Is chemistry an information science after all?

When a concept starts cropping up in science everywhere you look, you have to suspect that it is either very profound or very trivial. As far as information theory is concerned, I’m still putting my money on the former.

No sooner had Claude Shannon introduced information theory to communications technology in the 1940s than it popped up in molecular biology, at the heart of the digital code of DNA. Soon after, while computer science seized on ideas by the likes of John von Neumann and Alan Turing to manipulate strings of bits, physicist John Wheeler began to think of physical law in informational terms. Thanks to his work and that of others, quantum mechanics and thermodynamics are among the areas of physics being formulated as information theories.

What of chemistry? At face value, it seems bound by principles less reducible to bits: the laws of chemical combination have a more complex foundation, dictated partly by the analogue calculus of energetics and partly by the complicated combinatorics of valence states. Yet the idea of making chemistry an information science has been around for decades.

Building to code

In the 1990s, Nobel laureate Jean-Marie Lehn argued that the principles of spontaneous self-assembly and self-organisation, which he had helped to elucidate in supramolecular chemistry, could give rise to a science of ‘informed matter’ beyond the molecule.1

Beta-galactosidase molecule

Source: © Science Photo Library

β-galactosidase can be used to make synthetic crystals

In short, Lehn’s idea amounted to rewriting rules of chemical combination with those of your own choosing, so that molecules are programmed to assemble themselves in whatever manner you please. That might sound optimistic, but it’s turning out that the information paradigm embodied in DNA is ideal for creating Lehn’s informed matter. Rather ironically, it seems likely that this notion of DNA – as a molecule that can be programmed to produce a specific output structure – may work better for chemistry than it does for biology, where the rules of information processing that take us from genotype to phenotype are still opaque and quite possibly not self-contained at all.

Strands of DNA can be programmed to zip together via their sequences.

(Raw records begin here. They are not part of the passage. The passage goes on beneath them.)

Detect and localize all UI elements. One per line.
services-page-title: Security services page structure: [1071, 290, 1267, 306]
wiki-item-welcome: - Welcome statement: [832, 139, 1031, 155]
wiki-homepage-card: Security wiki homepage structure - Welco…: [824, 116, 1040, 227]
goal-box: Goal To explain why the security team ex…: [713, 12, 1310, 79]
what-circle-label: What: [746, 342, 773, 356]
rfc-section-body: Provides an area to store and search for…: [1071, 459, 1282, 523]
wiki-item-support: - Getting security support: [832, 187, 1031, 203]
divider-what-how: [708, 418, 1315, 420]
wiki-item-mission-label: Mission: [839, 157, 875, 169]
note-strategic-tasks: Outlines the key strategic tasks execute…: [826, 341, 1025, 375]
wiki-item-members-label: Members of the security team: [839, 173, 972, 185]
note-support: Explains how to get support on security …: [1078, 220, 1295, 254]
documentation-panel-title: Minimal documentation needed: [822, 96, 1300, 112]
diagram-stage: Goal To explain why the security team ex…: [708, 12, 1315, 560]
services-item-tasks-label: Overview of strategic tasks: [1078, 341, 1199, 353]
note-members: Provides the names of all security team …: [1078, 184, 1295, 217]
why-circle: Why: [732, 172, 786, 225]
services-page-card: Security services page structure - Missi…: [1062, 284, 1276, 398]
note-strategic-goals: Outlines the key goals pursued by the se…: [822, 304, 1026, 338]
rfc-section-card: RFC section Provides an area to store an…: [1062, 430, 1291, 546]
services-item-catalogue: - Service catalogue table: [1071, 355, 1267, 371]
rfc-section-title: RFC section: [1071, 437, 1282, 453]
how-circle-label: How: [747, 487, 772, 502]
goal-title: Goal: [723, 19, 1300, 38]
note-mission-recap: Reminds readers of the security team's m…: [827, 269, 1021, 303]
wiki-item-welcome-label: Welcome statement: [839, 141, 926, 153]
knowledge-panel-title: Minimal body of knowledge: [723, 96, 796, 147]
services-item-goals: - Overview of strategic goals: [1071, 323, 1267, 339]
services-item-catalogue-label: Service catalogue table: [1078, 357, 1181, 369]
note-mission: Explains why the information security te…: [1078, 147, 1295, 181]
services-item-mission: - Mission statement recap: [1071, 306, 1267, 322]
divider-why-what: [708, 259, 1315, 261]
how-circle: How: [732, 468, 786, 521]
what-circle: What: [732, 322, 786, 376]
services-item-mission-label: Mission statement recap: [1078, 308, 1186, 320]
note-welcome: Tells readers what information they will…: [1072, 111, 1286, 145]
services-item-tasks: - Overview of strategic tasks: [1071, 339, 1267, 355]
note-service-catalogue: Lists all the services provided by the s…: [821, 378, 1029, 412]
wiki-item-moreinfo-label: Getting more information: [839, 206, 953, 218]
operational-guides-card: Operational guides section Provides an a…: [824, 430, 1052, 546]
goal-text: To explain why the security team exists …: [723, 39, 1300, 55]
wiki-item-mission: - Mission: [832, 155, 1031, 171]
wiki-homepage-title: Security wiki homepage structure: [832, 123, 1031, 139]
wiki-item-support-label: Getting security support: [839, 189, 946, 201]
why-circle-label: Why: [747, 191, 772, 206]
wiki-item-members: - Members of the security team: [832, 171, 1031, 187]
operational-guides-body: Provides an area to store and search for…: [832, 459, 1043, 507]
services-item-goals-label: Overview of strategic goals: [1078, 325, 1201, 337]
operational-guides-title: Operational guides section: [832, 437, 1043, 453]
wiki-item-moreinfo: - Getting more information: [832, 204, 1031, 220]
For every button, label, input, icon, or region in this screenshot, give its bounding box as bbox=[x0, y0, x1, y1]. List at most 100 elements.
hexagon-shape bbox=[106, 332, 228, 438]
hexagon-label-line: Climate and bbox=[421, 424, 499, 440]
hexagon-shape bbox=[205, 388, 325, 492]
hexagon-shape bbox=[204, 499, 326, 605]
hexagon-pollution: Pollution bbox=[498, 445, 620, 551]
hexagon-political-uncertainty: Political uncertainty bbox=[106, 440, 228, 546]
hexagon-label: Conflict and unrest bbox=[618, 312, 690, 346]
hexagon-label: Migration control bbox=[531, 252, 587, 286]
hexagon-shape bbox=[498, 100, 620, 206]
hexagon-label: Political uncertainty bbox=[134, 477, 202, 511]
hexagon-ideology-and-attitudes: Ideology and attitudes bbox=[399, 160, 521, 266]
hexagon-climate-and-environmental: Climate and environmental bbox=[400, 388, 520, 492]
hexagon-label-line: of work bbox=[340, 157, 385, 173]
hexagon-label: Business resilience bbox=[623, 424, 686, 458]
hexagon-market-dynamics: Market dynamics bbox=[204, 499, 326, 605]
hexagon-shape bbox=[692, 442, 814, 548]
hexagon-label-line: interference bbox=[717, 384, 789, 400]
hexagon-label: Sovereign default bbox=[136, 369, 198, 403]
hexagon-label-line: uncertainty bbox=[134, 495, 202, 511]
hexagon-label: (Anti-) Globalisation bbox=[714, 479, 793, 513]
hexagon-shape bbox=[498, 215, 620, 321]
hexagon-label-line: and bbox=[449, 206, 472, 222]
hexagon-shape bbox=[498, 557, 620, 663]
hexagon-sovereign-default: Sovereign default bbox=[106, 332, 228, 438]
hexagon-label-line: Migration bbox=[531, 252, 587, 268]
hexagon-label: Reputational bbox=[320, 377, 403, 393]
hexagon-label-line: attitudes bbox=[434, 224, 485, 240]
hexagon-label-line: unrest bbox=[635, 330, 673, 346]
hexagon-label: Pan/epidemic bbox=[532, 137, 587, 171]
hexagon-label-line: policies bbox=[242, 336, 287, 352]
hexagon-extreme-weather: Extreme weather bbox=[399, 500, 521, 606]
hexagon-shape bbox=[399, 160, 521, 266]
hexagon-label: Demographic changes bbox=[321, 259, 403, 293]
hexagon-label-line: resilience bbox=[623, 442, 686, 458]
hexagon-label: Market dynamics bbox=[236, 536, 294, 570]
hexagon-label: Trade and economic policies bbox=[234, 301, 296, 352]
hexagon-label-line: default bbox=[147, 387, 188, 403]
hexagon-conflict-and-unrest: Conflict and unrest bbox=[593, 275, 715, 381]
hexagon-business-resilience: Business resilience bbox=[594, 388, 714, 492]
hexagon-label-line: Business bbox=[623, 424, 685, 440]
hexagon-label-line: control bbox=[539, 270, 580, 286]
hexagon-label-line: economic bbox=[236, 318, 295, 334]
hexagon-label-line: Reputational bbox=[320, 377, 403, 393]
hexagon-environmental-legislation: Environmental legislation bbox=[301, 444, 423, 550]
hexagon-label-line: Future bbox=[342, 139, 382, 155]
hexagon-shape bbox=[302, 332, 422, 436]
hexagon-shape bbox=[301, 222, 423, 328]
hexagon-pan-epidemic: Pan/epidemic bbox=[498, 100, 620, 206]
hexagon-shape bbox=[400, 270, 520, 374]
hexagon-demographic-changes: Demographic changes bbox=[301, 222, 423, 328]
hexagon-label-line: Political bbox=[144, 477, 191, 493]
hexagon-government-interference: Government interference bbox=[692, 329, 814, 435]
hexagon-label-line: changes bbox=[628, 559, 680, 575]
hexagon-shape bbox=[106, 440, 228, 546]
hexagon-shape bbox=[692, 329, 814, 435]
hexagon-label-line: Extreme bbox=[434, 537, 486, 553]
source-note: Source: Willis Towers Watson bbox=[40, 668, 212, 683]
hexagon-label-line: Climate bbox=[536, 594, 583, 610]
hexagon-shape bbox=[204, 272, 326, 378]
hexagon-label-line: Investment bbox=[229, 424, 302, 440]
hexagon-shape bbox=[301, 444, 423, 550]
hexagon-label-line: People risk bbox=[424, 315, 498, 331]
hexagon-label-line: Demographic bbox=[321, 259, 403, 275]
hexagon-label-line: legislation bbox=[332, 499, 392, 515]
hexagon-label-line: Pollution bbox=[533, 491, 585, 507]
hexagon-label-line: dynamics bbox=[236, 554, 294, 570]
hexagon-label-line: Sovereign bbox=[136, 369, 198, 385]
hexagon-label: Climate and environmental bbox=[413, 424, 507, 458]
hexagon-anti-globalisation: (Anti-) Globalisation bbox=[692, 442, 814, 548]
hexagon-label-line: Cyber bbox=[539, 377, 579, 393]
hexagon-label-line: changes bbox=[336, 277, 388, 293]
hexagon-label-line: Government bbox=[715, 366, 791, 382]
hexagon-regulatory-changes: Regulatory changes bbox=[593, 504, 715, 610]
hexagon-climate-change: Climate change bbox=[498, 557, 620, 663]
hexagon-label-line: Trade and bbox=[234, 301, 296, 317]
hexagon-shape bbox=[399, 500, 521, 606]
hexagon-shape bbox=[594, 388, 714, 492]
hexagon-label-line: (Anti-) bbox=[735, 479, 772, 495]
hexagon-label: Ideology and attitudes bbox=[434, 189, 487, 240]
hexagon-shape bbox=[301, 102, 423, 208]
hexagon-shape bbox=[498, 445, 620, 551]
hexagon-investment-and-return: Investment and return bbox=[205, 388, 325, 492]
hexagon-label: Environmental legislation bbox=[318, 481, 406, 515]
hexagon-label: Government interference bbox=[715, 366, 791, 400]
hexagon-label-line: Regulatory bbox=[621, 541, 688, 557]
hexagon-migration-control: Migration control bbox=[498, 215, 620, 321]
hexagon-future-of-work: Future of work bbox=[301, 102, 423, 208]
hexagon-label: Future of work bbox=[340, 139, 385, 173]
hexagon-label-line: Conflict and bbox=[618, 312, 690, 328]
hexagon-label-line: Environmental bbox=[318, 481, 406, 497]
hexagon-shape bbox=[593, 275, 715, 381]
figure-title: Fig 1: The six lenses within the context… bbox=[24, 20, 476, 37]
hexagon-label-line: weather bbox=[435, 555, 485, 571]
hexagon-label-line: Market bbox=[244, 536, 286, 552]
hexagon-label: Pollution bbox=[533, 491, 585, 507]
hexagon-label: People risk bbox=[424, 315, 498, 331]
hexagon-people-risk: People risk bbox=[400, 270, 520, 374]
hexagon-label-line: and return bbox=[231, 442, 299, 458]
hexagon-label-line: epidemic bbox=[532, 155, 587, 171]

Chemists have known for decades how to exploit this specificity to make topologically complex molecules, or to assemble nanostructures from components tagged with DNA complementary to that at the intended docking sites. By controlling the valency and the stiffness of the DNA linkages, one can make well-defined nanoscale architectures built from programmable components using a kind of ‘directional glue’.

One way to make use of this programmability is for DNA-templated synthesis of molecules, where the tags bring the reactants into forced proximity – an idea being developed by David Liu at Harvard University. Lehn, however, always had his sights set beyond the molecule: on the kind of multiscale assemblages that do the work of living cells, such as the proteins and pigments of the photosynthetic apparatus or the protein/nucleic acid machinery of the ribosome. Assembly here is generally dictated by subtle forces that have been fine-tuned by evolution – such as water-mediated interactions of protein surfaces – which are still imperfectly understood. DNA linkers are easier to understand, and in principle more versatile, universal and switchable. What’s more, biotechnology is producing an ever-expanding toolkit for cutting and editing such linkages.

Controlling the design

Chad Mirkin, of Northwestern University, US, was involved in the early work on DNA-based nanoparticle assembly and has been refining and expanding DNA-templated assembly ever since. His latest example of the art, developed with Janet McMillan, shows yet again how this approach gives the chemist new scope for control and design of supramolecular architectures. McMillan and Mirkin have given proteins DNA tags that allow them to be assembled into one-dimensional arrays – protein wires, you might say, in which the individual molecules are not only linked but orientated relative to one another.2

They used a ‘workhorse’ protein: the enzyme β-galactosidase, which hydrolyses those eponymous sugars. The DNA linker is attached to cysteine residues in the protein via a coupling reaction between the cysteine’s thiol group and a maleimide substituent attached to the 10-base-pair tag. The tags are only wanted at certain points on the protein surface, however, so all the other cysteines ‘visible’ to the solvent have to be replaced by serine. The planned result is a protein, about 12nm by 17nm, with two tags on the top and bottom faces that will pair up with complementary ones on other β-galactosidase molecules above and below.

It’s not hard to imagine places to go next. You could make alternating ‘sandwich’ stacks of two or more different proteins. You could investigate electron- or energy-transfer processes down the ‘wires’, perhaps varying the separation of successive units according to the length of the DNA linkers. You could even extend the assembly in other directions – Mirkin and colleagues have already made 3D crystals from DNA-linked objects.3 The technique could be used to produce ‘synthetic crystals’ of proteins that are hard to crystallise, making them easier to study structurally. Mirkin acknowledges this as a goal, though it’s still a challenge to ensure good rotational ordering of the units too.

He also imagines assembling a sequence of enzymes that can conduct controlled chemical transformations, like robots on an assembly line, each with a specialised task.4 What’s more, there are ways of getting such assemblies into cells, which Mirkin says ‘opens up the ability use enzymes to make measurements inside cells and to create new classes of therapies’.

There’s evidently a lot you can do when you’re sufficiently well informed.